I deeply admire the work and practice of Wu Tsang and boychild – they are itinerant artists creating incredible work and conversations wherever they go. It’s been a real pleasure to work with boychild – rewarding and educational for me. I learned a lot being in conversation with them. I think that their work speaks in gestural ways too – not only to the haptic, but also to apocalypse, climate change, environmental breakdown. Some of the work they do with Korakrit is staged within these post-apocalyptic installations that Korakrit creates, that seem like post-apocalyptic swamps: tangled webs, not simply trees, but also wires and communication systems that have collapsed inwards. I’ve seen one performance where boychild sort of crawls from the wreckage that Korakrit has created in the gallery space. Phenomenal. The music is very important to what they do, sometimes made by a friend or another artist who has improvised some score for them.
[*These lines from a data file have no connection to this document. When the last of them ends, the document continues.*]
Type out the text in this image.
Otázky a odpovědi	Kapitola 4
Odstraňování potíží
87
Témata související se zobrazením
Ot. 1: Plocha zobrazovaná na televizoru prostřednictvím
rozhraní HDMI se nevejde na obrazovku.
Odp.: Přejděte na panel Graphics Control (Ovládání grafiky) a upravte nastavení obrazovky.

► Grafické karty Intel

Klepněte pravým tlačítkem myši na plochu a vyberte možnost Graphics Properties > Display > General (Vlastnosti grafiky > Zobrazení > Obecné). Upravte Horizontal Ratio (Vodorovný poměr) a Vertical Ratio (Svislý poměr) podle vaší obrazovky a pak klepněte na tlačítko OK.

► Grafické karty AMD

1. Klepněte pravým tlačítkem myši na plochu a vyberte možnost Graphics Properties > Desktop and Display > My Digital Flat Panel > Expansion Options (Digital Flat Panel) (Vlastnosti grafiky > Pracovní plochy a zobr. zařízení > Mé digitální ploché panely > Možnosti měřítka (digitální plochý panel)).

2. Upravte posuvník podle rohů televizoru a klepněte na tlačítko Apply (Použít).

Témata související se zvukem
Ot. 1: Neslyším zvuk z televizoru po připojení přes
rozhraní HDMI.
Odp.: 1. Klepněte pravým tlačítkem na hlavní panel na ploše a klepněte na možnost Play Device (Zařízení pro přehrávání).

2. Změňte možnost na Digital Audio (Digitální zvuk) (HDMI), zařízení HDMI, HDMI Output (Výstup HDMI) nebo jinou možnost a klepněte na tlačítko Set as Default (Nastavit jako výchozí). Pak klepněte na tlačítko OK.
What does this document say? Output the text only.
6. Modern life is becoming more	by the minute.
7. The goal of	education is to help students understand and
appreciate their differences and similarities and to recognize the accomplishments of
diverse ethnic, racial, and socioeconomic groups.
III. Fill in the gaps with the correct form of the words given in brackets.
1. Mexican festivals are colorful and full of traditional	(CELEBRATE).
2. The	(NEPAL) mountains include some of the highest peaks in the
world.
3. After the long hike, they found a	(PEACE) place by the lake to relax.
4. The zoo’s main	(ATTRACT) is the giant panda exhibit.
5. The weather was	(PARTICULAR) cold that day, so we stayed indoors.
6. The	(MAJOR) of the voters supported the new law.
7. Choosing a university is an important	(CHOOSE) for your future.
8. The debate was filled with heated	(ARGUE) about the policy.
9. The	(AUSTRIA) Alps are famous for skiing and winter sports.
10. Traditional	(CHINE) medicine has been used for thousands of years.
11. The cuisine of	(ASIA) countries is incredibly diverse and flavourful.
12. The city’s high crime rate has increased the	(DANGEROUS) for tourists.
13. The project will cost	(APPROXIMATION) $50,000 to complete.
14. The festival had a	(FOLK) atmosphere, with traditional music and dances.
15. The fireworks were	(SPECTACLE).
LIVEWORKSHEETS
With music and dance in the installation they create this intense, otherworldy environment, where the human body becomes, I don’t know, a part of apocalypse; the human body is not the cause or effect of it, it’s just embedded in this world coming undone.       

It’s an amazing thing that the Rietveld organised this programme for their students. It's such an incredible event to have as a BA or MFA student.

1. This year’s focus lies in the notion of fabulation as a way to read the archive and its role in rewriting and reinventing the ways histories are told, potentially moving beyond the current time of post-truth by changing historical frames of reference. Not seeking a larger truth or to expose or remake lies, fabulation possibly allows histories and herstories to be better told. See www.takeawalk.rietveldacademie.nl

Charlotte Rooijackers (1986) works as an artist. In a practice of performative and collaborative writing she examines vocabularies in different contexts and disciplines, with a focus on their common under / ground.

Jack Halberstam is a queer theorist and teaches in the English and Comparative Literature Department at New York University and the Institute for Research on Women, Gender, and Sexuality at Columbia University. His books include Wildness (2018) edited together with Tavia Nyong’o, Gaga Feminism: Sex, Gender and the End of Normal (2012), The Queer Art of Failure (2011) and Female Masculinity (1998).